Nuno Júdice, in “O Pavão Sonoro” 1972
Eu pensava que escrever era uma escolha rigorosa de temas determinados,
e mais - que a progressão no poema, sem confundir um tema e outro, pelo contrário iria estabelecer uma rigorosa separação. Entre,por um lado, o interior dos sons, e por outro o rebordo exterior do sentido, evoluindo este último segundo os efeitos próprios dos sons em cada diversa sensibilidade.
Assim, estabelecidas as múltiplas zonas «poéticas», eu poderia designar o que está escrito, e assim mesmo irá ficar, como um estudo de poética - ou «arte do poema».
Nuno Júdice, in “O Pavão Sonoro” 1972
Para falarmos do meio de obter o poema,
a retórica não serve. Trata-se de uma coisa simples, que não
precisa de requintes nem de fórmulas. Apanha-se
uma flor, por exemplo, mas que não seja dessas flores que crescem
no meio do campo, nem das que se vendem nas lojas
ou nos mercados. É uma flor de sílabas, em que as
pétalas são as vogais, e o caule uma consoante.
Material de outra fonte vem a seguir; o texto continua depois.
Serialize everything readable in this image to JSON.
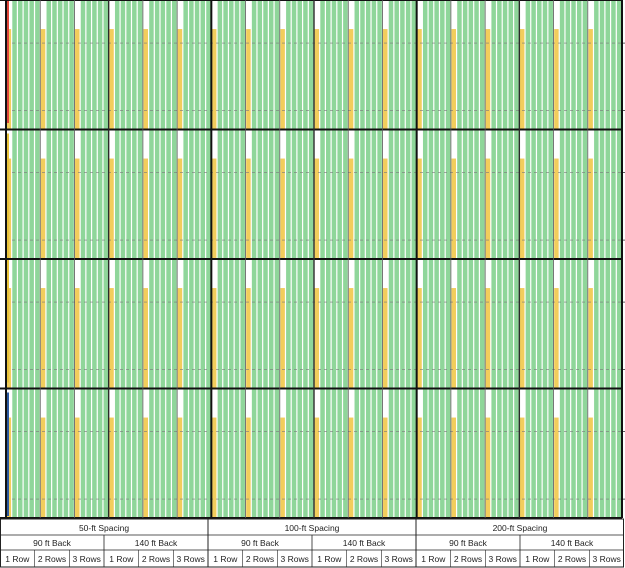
{
  "chart_data": {
    "type": "bar",
    "title": "",
    "xlabel": "",
    "ylabel": "",
    "colors": {
      "green": "#8fd69a",
      "yellow": "#f2cd5c",
      "grid_dash": "#7a7a7a",
      "panel_border": "#111111",
      "red_marker": "#e0463a",
      "yellow_marker": "#e8c23a",
      "blue_marker": "#2c5aa0"
    },
    "panel_rows": 4,
    "green_bar_value": 1.0,
    "yellow_bar_value": 0.78,
    "spacings": [
      {
        "label": "50-ft Spacing",
        "setbacks": [
          {
            "label": "90 ft Back",
            "rows": [
              "1 Row",
              "2 Rows",
              "3 Rows"
            ]
          },
          {
            "label": "140 ft Back",
            "rows": [
              "1 Row",
              "2 Rows",
              "3 Rows"
            ]
          }
        ]
      },
      {
        "label": "100-ft Spacing",
        "setbacks": [
          {
            "label": "90 ft Back",
            "rows": [
              "1 Row",
              "2 Rows",
              "3 Rows"
            ]
          },
          {
            "label": "140 ft Back",
            "rows": [
              "1 Row",
              "2 Rows",
              "3 Rows"
            ]
          }
        ]
      },
      {
        "label": "200-ft Spacing",
        "setbacks": [
          {
            "label": "90 ft Back",
            "rows": [
              "1 Row",
              "2 Rows",
              "3 Rows"
            ]
          },
          {
            "label": "140 ft Back",
            "rows": [
              "1 Row",
              "2 Rows",
              "3 Rows"
            ]
          }
        ]
      }
    ]
  }
}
Põe-se
no jarro da estrofe, e deixa-se estar. Para que não morra,
basta um pedaço de primavera na água, que se vai
buscar à imaginação, quando está um dia de chuva,
ou se faz entrar pela janela, quando o ar fresco
da manhã enche o quarto de azul. Então,
a flor confunde-se com o poema, mas ainda não é
o poema. Para que ele nasça, a flor precisa
de encontrar cores mais naturais do que essas
que a natureza lhe deu. Podem ser as cores do teu
rosto – a sua brancura, quando o sol vem ter contigo,
ou o fundo dos teus olhos em que todas as cores
da vida se confundem, com o brilho da vida. Depois,
deito essas cores sobre a corola, e vejo-as descerem
para as folhas, como a seiva que corre pelos
veios invisíveis da alma. Posso, então, colher a flor,
e o que tenho na mão é este poema que
me deste.
Nuno Júdice, in “Geometria Variável”, Ed. Dom Qixote, Lisboa 2005
VERBO
Ponho palavras em cima da mesa; e deixo
que se sirvam delas, que as partam em fatias, sílaba a
sílaba, para as levarem à boca – onde as palavras se
voltam a colar, para caírem sobre a mesa.
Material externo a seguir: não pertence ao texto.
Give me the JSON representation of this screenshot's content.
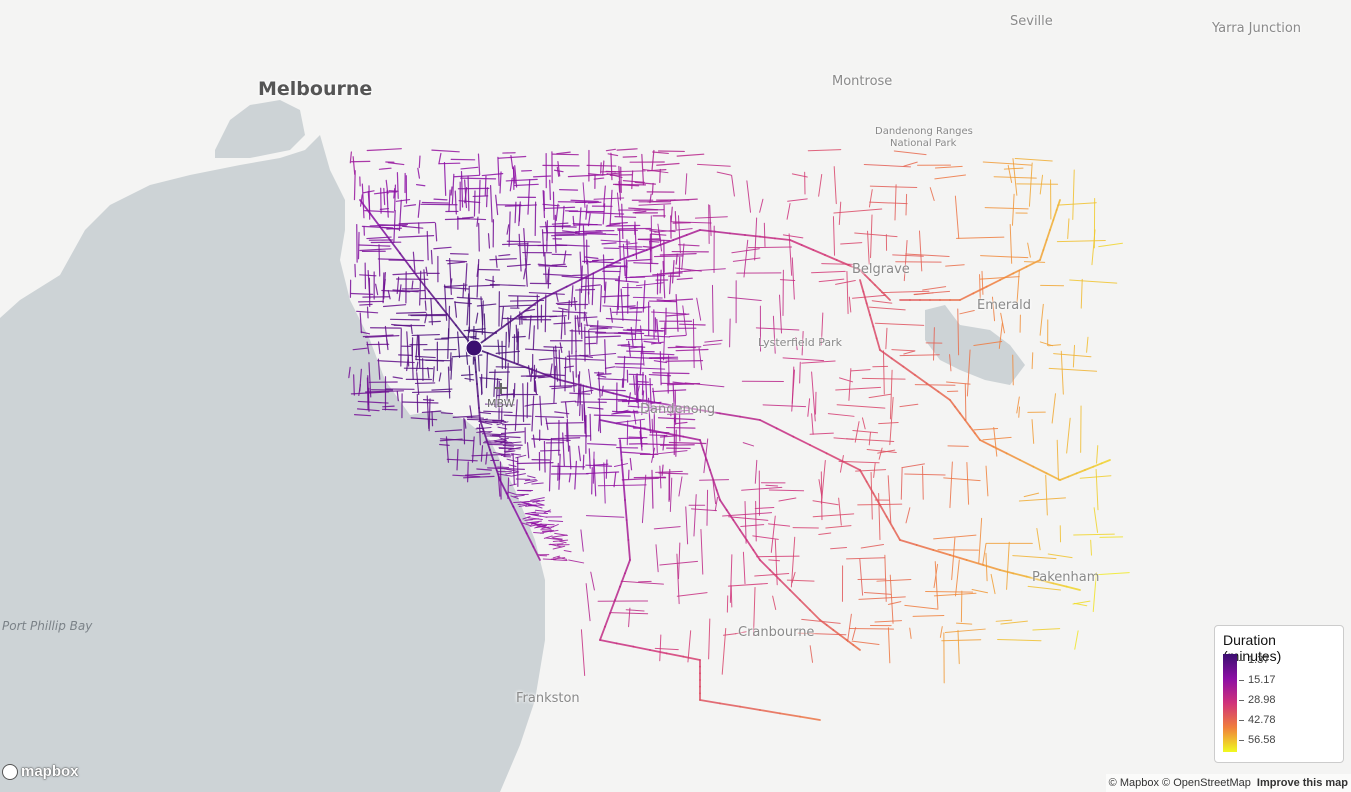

Assim, conversamos uns com os outros. Trocamos
palavras; e roubamos outras palavras, quando não
as temos; e damos palavras, quando sabemos que estão
a mais. Em todas as conversas sobram as palavras.
Mas há as palavras que ficam sobre a mesa, quando
nos vamos embora. Ficam frias, com a noite; se uma janela
se abre, o vento sopra-as para o chão. No dia seguinte,
a mulher a dias há-de varrê-las para o lixo.
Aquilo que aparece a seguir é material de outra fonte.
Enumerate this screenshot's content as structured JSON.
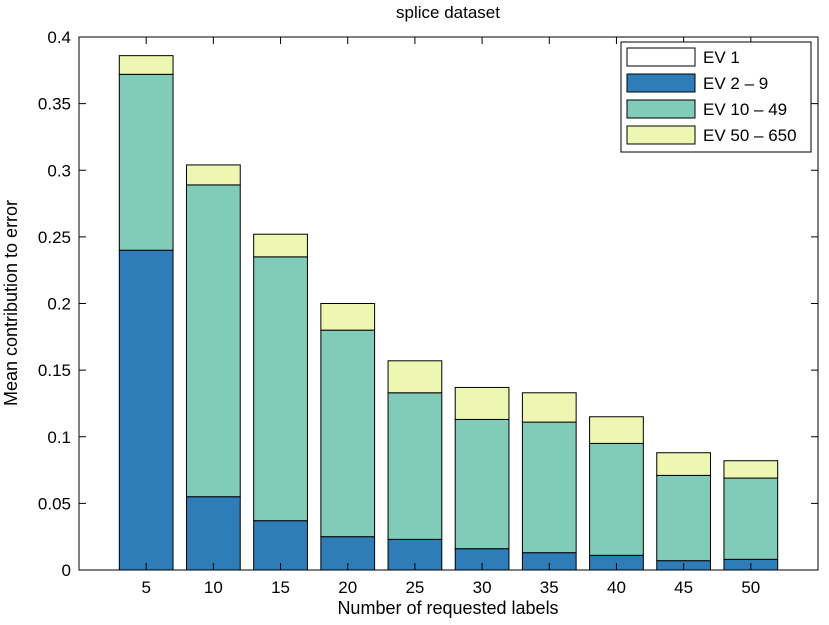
{
  "chart_data": {
    "type": "bar",
    "stacked": true,
    "title": "splice dataset",
    "xlabel": "Number of requested labels",
    "ylabel": "Mean contribution to error",
    "categories": [
      "5",
      "10",
      "15",
      "20",
      "25",
      "30",
      "35",
      "40",
      "45",
      "50"
    ],
    "ylim": [
      0,
      0.4
    ],
    "yticks": [
      "0",
      "0.05",
      "0.1",
      "0.15",
      "0.2",
      "0.25",
      "0.3",
      "0.35",
      "0.4"
    ],
    "grid": false,
    "legend_position": "top-right",
    "series": [
      {
        "name": "EV 1",
        "color": "#ffffff",
        "values": [
          0,
          0,
          0,
          0,
          0,
          0,
          0,
          0,
          0,
          0
        ]
      },
      {
        "name": "EV 2 – 9",
        "color": "#2e7db8",
        "values": [
          0.24,
          0.055,
          0.037,
          0.025,
          0.023,
          0.016,
          0.013,
          0.011,
          0.007,
          0.008
        ]
      },
      {
        "name": "EV 10 – 49",
        "color": "#80ccb9",
        "values": [
          0.132,
          0.234,
          0.198,
          0.155,
          0.11,
          0.097,
          0.098,
          0.084,
          0.064,
          0.061
        ]
      },
      {
        "name": "EV 50 – 650",
        "color": "#eef7b2",
        "values": [
          0.014,
          0.015,
          0.017,
          0.02,
          0.024,
          0.024,
          0.022,
          0.02,
          0.017,
          0.013
        ]
      }
    ]
  }
}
Por isso, quando me vou embora, verifico se ficaram
palavras sobre a mesa; e meto-as no bolso, sem ninguém
dar por isso. Depois, guardo-as na gaveta do poema. Algum
dia, estas palavras hão-de servir para alguma coisa.
Nuno Júdice, in “As Coisas Mais Simples”, Ed. Dom Quixote, Lisboa 2007
PARA ESCREVER O POEMA
O poeta quer escrever sobre um pássaro:
e o pássaro foge-lhe do verso.
O poeta quer escrever sobre a maçã:
e a maçã cai-lhe do ramo onde a pousou.
O poeta quer escrever sobre uma flor:
e a flor murcha no jarro da estrofe.
Então, o poeta faz uma gaiola de palavras
para o pássaro não fugir.
Então, o poeta chama pela serpente
para que ela convença Eva a morder a maçã.
Então, o poeta põe água na estrofe
para que a flor não murche.
Mas um pássaro não canta
quando o fecham na gaiola.
A serpente não sai da terra
porque Eva tem medo de serpentes.
E a água que devia manter viva a flor
escorre por entre os versos.
E quando o poeta pousou a caneta,
o pássaro começou a voar,
Eva correu por entre as macieiras
e todas as flores nasceram da terra.
O poeta voltou a pegar na caneta,
escreveu o que tinha visto,
e o poema ficou feito.
Nuno Júdice , in “A Matéria do Poema”, Ed.Dom Qixote, Lisboa 2008
A "Geometria Variável" e "A Matéria do Poema", no fundo "As Coisas Mais Simoles"... Toda a poesia que o nosso conterrâneo Nuno Júdice - nascido aqui bem perto, na Mexilhoeira Grande... Algarve, Portugal - vai construindo palavra a palavra, pacientemente como quem constrói, como uma aranha a tecer uma - a sua -teia, já tem o seu devido e merecido lugar de relevo no panorama da Poesia Portuguesa Contemporânea. Uma saudação gloriosa por ter sido evocado em "Livres Pensantes "!... E para ele, um abraço muito nosso e forte. A última vez que nos vimos foi em Portimão, e a penúltima..., casyualmente, em Munique, na Alemanha... - V. P.